Die US Teenager-Band AGE OF EVIL lockte dann mit ihrem Power Thrash als erste etwas mehr Leute vor die Bretter. Die Menge wuchs sogar noch, als die Spaßgaranten AOK loslegten. Parodien auf Slayer, Metallica & Co., ungehemmtes Genitalien-Vorzeigen und haufenweise Gelaber sorgten einmal mehr für viel großes Gelächter. Nach ROUGH SILK, die mit Thrash-Elementen angereicherten Heavy Metal kredenzten, war es an SUIDAKRA, die Stimmung wieder aufkochen zu lassen. Das Publikum zog mit, und so war an diesem frühen Abend schon ordentlich was los auf der Rockstage. Die Industrial-Urgesteine MEGAHERZ boten danach eine gute, ziemlich atmosphärische Show. Frontmann Alexander Wohnhaas demonstrierte durch seinen Abstecher auf die Fotograben-Plattform etwas „Volksnähe“. Nach einer geballten Ladung Old School Thrash mit Tankard enterten die trinkfesten Finnen von KORPIKLAANI die Bühne und sorgten mit Schunkel-Metal-Hymnen wie „Happy Little Boozer“ für pure Gaudi. Die feucht-fröhliche Stimmung wurde noch besser, als der hartnäckige Regen nachließ.

 

Mit Heavy Metal-Urgestein GRAVE DIGGER hörte der Regen ganz auf und die Sonne blinzelte sogar kurz durch die dünner gewordene Wolkendecke.
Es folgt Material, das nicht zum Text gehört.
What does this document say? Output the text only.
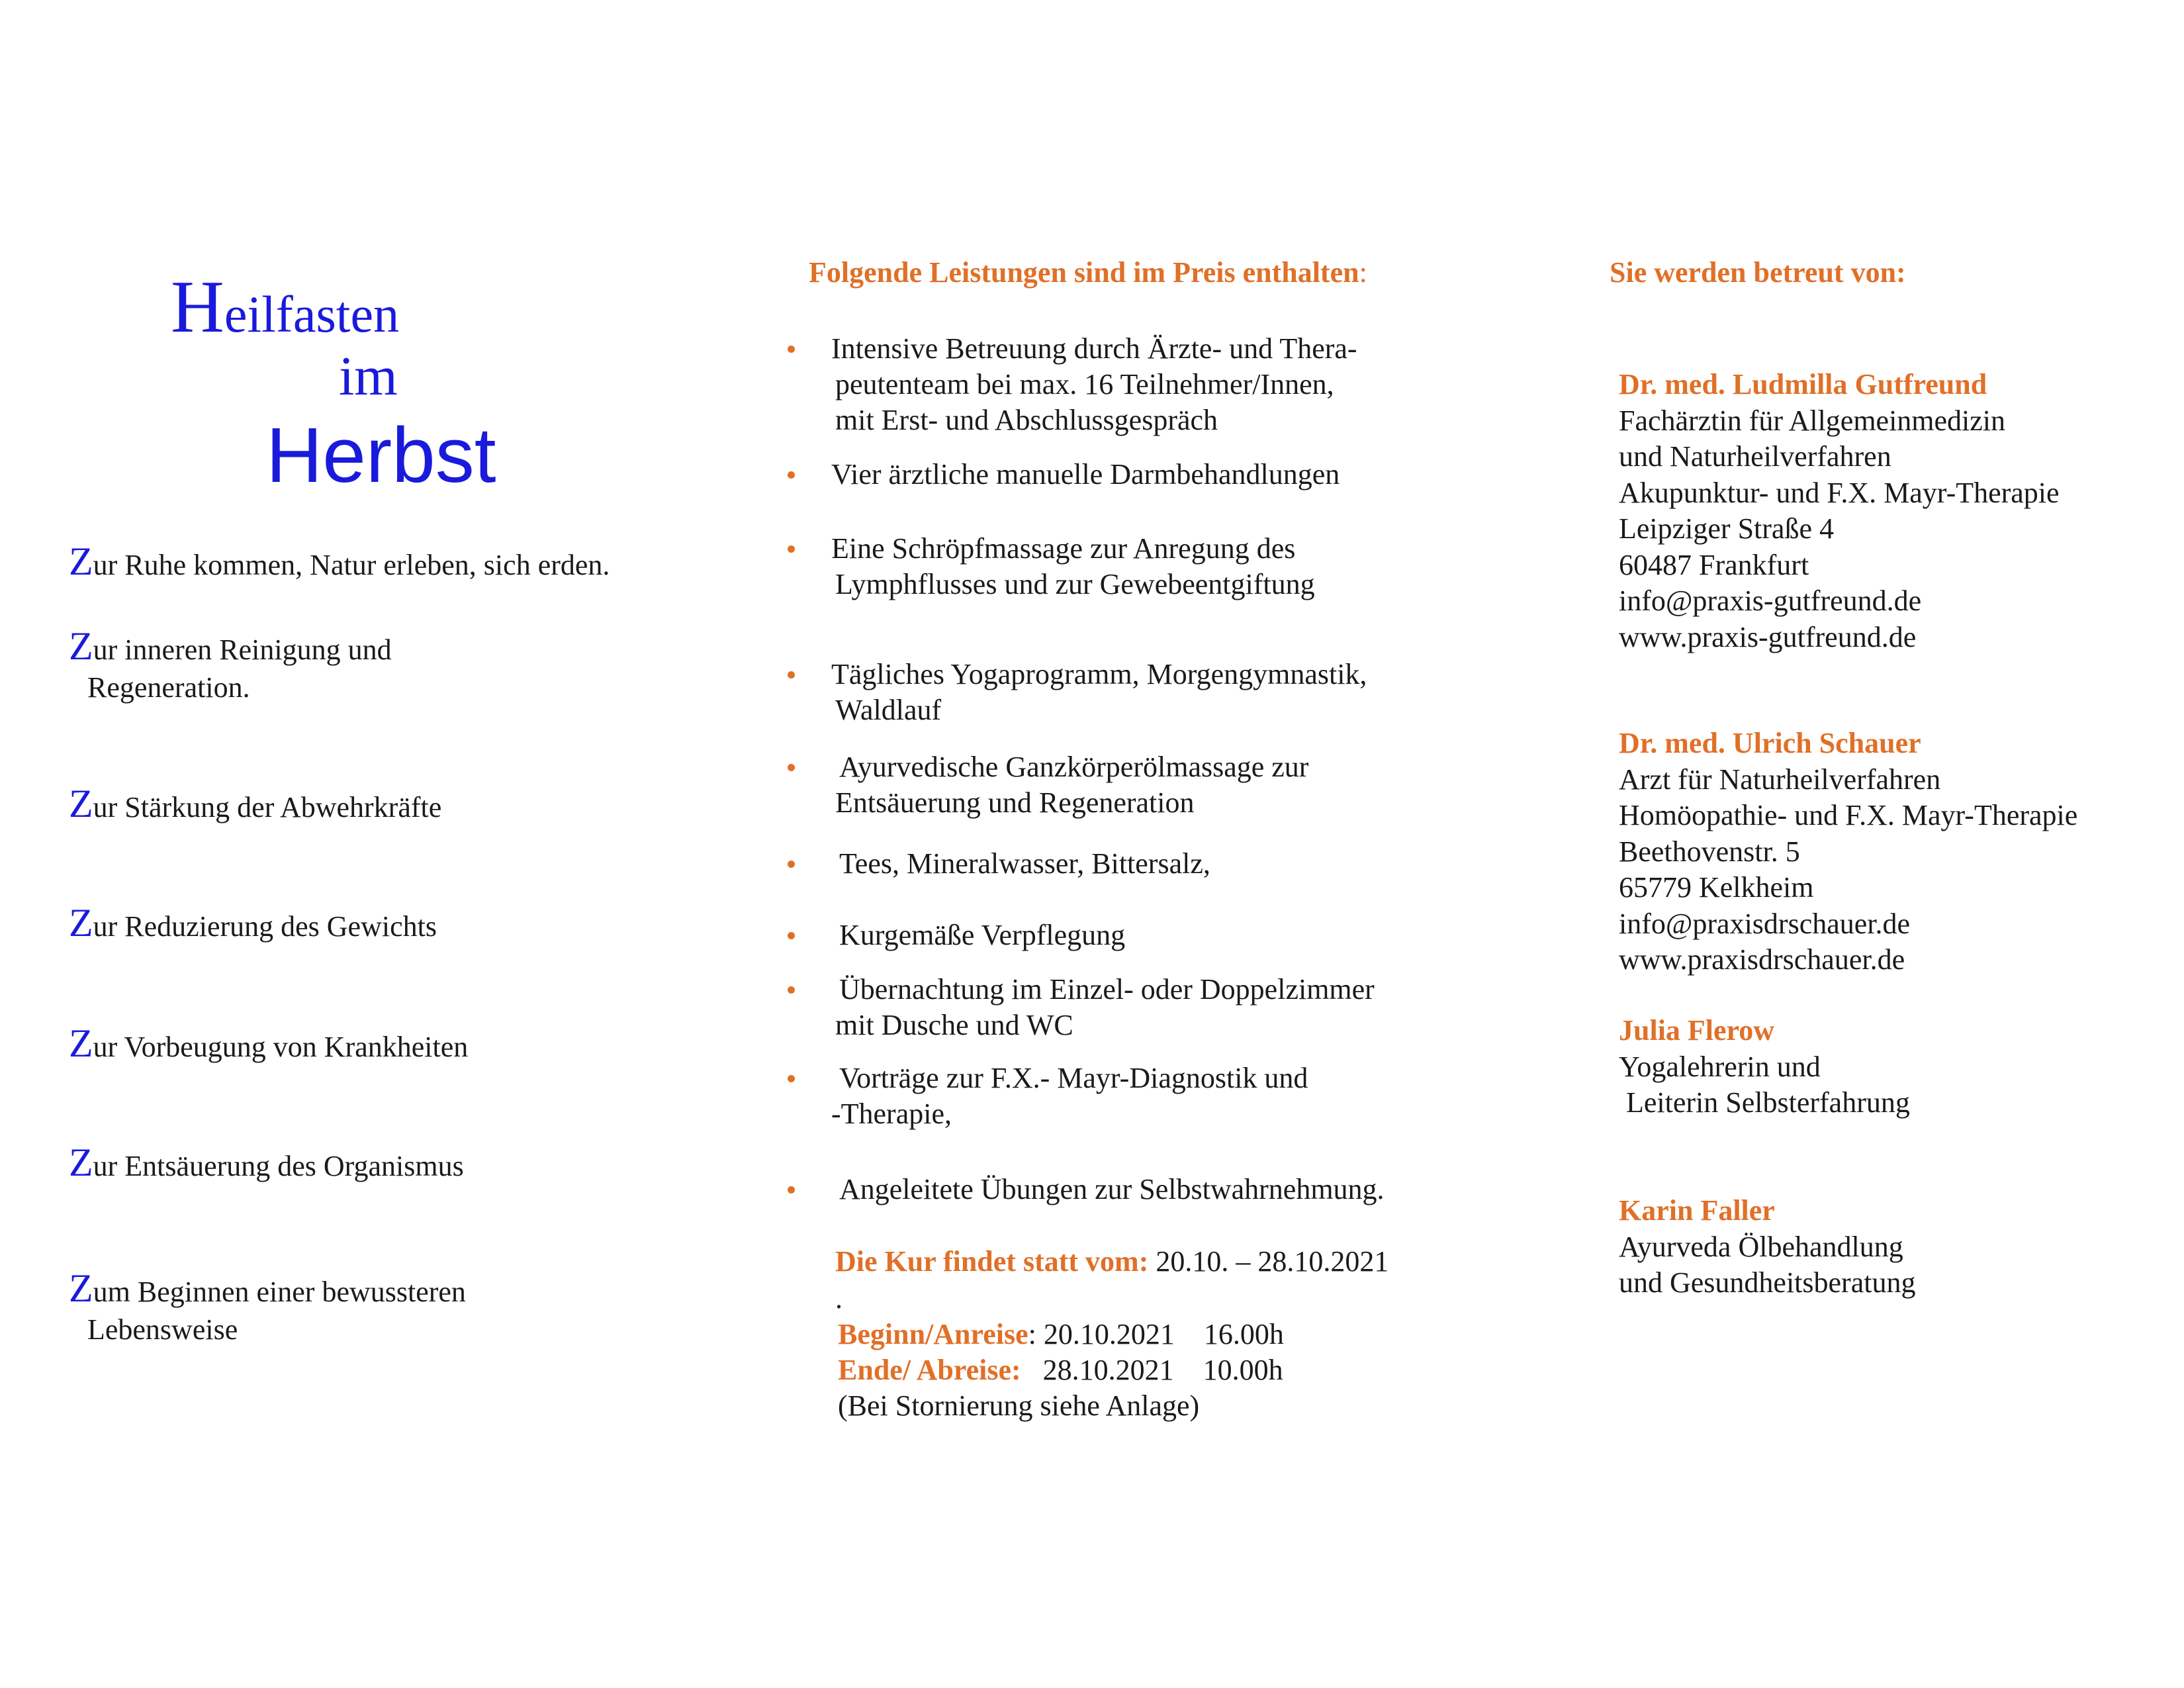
Heilfasten
im
Herbst
Zur Ruhe kommen, Natur erleben, sich erden.
Zur inneren Reinigung und
Regeneration.
Zur Stärkung der Abwehrkräfte
Zur Reduzierung des Gewichts
Zur Vorbeugung von Krankheiten
Zur Entsäuerung des Organismus
Zum Beginnen einer bewussteren
Lebensweise
Folgende Leistungen sind im Preis enthalten:
Intensive Betreuung durch Ärzte- und Thera-
peutenteam bei max. 16 Teilnehmer/Innen,
mit Erst- und Abschlussgespräch
Vier ärztliche manuelle Darmbehandlungen
Eine Schröpfmassage zur Anregung des
Lymphflusses und zur Gewebeentgiftung
Tägliches Yogaprogramm, Morgengymnastik,
Waldlauf
Ayurvedische Ganzkörperölmassage zur
Entsäuerung und Regeneration
Tees, Mineralwasser, Bittersalz,
Kurgemäße Verpflegung
Übernachtung im Einzel- oder Doppelzimmer
mit Dusche und WC
Vorträge zur F.X.- Mayr-Diagnostik und
-Therapie,
Angeleitete Übungen zur Selbstwahrnehmung.
Die Kur findet statt vom: 20.10. – 28.10.2021
.
Beginn/Anreise: 20.10.2021    16.00h
Ende/ Abreise:   28.10.2021    10.00h
(Bei Stornierung siehe Anlage)
Sie werden betreut von:
Dr. med. Ludmilla Gutfreund
Fachärztin für Allgemeinmedizin
und Naturheilverfahren
Akupunktur- und F.X. Mayr-Therapie
Leipziger Straße 4
60487 Frankfurt
info@praxis-gutfreund.de
www.praxis-gutfreund.de
Dr. med. Ulrich Schauer
Arzt für Naturheilverfahren
Homöopathie- und F.X. Mayr-Therapie
Beethovenstr. 5
65779 Kelkheim
info@praxisdrschauer.de
www.praxisdrschauer.de
Julia Flerow
Yogalehrerin und
Leiterin Selbsterfahrung
Karin Faller
Ayurveda Ölbehandlung
und Gesundheitsberatung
Die Mitsing-Refrains hielten die Stimmung auf konstant hohem Niveau, auch wenn die Stimme vom charismatischen Frontmann Chris Boltendahl auch schon stärker war. Es ging gleich flott weiter mit saustarken Live-Bands, denn auch DARK TRANQUILITY zeigten mit ihrem Schwedentod eine mitreißende Darbietung. Wer ARCH ENEMY schon mal live gesehen hat, weiß, wie es da abgeht. Auf dem Rock Harz 09 war das nicht anders, nur das völlig übertriebene Stagediving ging manch einem auf die Nerven. Danach brachten mich ASP mit ihrem elektronisch angehauchten Gothic Rock und einem weitgehend ereignislosen Auftritt vor allem zum Gähnen. Ganz anders der Headliner des Abends, W.A.S.P. Wie es so oft mit altgedienten Heavy Metal-Acts ist, zeigten auch die Kalifornier eine atmosphärisch dichte Show, die geradezu nach Ehrfurcht verlangte. Hiermit ein Kompliment an die Organisatoren für ein gut organisiertes, vom Line-Up her recht abwechslungsreiches Festival, das eigentlich nur durch das triste Wetter etwas getrübt wurde.